Giusto alcuni giorni fa ho portato la bimba al Giardino Inglese, saranno state le 18, accedendo dall'entrata di piazza delle Croci, ci siamo subito fermati alle giostrine. Dopo circa un'ora, ho deciso di portare mia figlia al chiosco che si trova nello spiazzo principale, per un veloce spuntino e per vedere le papere nella fontana.

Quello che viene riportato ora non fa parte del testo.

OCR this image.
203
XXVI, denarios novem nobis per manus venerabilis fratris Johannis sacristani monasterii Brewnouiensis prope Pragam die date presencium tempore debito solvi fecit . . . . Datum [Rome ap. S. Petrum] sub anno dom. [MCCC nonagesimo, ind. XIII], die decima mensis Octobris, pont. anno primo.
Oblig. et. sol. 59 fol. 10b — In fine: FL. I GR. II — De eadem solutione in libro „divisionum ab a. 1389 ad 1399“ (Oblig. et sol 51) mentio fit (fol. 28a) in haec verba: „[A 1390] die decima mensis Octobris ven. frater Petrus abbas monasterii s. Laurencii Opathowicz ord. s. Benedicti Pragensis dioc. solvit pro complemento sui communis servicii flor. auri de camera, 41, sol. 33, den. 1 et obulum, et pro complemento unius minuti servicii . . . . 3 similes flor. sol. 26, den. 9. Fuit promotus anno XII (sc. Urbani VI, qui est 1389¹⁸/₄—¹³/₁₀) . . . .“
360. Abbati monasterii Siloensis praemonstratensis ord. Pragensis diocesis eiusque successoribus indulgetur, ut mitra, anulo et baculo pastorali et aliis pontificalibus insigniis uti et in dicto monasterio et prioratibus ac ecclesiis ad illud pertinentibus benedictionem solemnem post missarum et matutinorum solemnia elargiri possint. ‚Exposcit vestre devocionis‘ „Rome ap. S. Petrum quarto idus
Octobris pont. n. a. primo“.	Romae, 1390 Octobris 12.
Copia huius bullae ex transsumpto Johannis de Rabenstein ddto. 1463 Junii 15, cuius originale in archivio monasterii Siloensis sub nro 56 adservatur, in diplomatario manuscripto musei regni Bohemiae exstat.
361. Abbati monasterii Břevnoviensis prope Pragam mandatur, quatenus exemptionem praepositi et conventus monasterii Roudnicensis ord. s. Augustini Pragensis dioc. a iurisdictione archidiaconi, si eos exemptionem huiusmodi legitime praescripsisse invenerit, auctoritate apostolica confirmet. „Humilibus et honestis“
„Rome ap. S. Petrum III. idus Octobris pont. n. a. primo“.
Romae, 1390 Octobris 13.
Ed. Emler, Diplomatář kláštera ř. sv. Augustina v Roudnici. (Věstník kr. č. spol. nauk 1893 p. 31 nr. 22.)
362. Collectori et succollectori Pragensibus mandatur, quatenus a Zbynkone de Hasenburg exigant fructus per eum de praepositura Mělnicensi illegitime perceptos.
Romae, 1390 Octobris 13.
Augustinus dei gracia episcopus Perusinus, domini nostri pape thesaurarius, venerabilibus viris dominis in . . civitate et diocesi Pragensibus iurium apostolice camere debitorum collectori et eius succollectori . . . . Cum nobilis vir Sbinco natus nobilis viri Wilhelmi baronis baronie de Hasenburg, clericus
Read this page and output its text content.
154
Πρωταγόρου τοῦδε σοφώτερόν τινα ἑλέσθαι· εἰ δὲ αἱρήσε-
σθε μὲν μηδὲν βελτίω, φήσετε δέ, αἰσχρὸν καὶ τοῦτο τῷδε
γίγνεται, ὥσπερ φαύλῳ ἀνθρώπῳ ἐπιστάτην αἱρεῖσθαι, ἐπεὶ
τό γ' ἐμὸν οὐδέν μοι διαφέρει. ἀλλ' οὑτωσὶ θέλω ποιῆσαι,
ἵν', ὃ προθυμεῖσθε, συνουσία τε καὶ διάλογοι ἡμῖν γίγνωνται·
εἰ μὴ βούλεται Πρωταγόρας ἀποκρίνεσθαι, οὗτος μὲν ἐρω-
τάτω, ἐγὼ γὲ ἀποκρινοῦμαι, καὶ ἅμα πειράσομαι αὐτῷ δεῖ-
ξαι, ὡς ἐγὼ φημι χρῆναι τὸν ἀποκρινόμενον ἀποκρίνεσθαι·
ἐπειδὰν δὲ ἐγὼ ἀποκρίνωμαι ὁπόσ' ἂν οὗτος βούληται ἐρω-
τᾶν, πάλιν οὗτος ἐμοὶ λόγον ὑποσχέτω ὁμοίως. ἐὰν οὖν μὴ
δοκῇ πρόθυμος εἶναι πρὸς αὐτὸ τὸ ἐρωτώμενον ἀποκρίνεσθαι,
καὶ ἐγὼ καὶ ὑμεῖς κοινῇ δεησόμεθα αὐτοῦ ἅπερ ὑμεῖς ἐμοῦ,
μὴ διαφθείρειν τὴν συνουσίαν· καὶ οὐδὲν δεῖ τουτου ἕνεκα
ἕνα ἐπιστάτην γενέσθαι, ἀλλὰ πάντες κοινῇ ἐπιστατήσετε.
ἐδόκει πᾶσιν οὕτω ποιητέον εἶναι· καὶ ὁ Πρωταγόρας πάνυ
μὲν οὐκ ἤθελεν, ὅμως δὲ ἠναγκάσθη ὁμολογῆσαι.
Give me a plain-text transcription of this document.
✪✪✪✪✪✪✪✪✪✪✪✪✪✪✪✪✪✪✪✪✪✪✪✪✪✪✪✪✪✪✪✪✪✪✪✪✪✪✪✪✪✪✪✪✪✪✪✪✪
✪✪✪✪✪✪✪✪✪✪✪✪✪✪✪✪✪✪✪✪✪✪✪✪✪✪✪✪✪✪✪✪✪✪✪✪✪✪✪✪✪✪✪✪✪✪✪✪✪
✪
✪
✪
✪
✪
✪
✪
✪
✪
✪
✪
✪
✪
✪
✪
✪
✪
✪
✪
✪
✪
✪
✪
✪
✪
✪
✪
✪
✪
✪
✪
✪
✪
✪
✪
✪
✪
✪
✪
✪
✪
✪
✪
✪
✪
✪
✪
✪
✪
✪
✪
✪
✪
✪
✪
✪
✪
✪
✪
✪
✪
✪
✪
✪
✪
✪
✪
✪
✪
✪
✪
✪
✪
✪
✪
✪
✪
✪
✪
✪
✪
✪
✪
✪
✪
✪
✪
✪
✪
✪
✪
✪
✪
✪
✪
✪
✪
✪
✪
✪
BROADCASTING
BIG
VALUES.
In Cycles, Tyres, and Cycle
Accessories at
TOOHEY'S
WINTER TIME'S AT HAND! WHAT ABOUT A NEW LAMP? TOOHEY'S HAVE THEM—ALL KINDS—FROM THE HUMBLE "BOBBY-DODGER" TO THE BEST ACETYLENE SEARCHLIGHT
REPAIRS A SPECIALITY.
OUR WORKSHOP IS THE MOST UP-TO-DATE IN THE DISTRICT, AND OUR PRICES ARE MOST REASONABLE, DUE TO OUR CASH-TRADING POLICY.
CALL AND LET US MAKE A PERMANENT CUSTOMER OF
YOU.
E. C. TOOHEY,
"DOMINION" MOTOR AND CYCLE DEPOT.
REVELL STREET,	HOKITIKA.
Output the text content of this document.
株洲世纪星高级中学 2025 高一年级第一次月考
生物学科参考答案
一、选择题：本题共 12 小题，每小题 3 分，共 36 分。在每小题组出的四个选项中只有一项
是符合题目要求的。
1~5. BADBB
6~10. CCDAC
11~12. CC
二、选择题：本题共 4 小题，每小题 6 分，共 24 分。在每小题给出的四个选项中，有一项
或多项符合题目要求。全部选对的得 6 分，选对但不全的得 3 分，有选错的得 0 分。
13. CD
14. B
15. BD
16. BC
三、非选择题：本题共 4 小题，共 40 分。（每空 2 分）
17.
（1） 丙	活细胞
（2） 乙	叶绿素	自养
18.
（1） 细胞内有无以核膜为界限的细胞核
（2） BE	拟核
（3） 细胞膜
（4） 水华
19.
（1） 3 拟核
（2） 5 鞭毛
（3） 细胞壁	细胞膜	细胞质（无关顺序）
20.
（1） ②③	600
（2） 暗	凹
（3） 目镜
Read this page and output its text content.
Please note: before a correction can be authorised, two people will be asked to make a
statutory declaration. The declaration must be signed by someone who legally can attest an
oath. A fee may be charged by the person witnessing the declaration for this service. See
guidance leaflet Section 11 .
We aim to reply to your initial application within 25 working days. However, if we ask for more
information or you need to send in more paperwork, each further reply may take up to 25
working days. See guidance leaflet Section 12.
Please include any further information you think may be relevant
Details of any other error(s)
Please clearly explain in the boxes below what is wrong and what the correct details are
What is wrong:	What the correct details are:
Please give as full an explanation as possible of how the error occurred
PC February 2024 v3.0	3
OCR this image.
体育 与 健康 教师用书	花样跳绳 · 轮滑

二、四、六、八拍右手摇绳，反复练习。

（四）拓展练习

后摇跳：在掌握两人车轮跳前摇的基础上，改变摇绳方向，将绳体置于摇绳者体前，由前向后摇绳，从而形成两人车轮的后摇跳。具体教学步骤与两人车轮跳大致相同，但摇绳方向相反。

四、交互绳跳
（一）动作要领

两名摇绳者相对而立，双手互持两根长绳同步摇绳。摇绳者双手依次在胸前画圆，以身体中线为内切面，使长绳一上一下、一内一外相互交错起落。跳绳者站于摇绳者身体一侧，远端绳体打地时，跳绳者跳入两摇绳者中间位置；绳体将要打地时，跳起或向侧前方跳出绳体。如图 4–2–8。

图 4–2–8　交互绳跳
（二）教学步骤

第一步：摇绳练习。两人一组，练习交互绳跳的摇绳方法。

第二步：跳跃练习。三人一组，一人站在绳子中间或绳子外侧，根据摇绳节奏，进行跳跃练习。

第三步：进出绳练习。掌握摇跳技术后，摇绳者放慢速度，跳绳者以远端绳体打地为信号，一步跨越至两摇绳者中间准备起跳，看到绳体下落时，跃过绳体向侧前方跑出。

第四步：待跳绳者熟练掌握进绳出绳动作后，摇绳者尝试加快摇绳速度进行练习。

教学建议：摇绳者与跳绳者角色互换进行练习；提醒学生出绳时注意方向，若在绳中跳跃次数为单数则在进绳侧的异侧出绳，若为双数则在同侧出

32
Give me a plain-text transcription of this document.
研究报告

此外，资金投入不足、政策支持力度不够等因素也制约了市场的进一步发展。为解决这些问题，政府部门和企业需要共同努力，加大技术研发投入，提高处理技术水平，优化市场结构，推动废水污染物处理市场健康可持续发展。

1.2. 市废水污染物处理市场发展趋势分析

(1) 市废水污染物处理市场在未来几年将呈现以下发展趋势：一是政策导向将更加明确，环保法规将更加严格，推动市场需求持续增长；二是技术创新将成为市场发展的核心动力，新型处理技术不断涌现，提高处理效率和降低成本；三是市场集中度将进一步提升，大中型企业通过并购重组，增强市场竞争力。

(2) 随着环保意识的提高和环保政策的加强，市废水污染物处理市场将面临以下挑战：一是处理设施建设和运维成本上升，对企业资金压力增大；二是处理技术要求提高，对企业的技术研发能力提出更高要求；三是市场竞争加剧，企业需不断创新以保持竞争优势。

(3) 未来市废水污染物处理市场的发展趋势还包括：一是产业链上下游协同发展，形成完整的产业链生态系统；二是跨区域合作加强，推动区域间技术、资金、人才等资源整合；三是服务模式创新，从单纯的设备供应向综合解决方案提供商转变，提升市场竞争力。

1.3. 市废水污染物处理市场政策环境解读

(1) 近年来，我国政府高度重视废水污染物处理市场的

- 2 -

Il passaggio dalle sfavillanti luci delle giostre al buio più totale è stato repentino e inquietante, ci siamo trovati avvolti dalle tenebre, tutti i viali al buio, non intendo una normale penombra, ma buio pesto. Alla nostra sinistra qualche luce proveniente da via Libertà, in quel tratto però, priva di negozi, le ombre di altri spauriti avventori davano al luogo un non so che di spettrale,  abbiamo rischiato di sbattere con altra gente, o peggio di finire su qualche muretto, o dentro qualche vasca (vuota!)
Le luci del chiosco in lontananza ci hanno dato l'idea di un'oasi nel deserto e ci hanno incoraggiato nel proseguire, anche perché era difficile tranquillizzare la bimba. Giunti a destinazione, chiedevo da quanti giorni perdurasse questa vergogna, mi veniva risposto: “Da circa 3 anni!”.
Stessa sensazione di smarrimento per raggiungere l'uscita in via Duca della Verdura, buio pesto e voci a cui era impossibile dare un volto. Perché?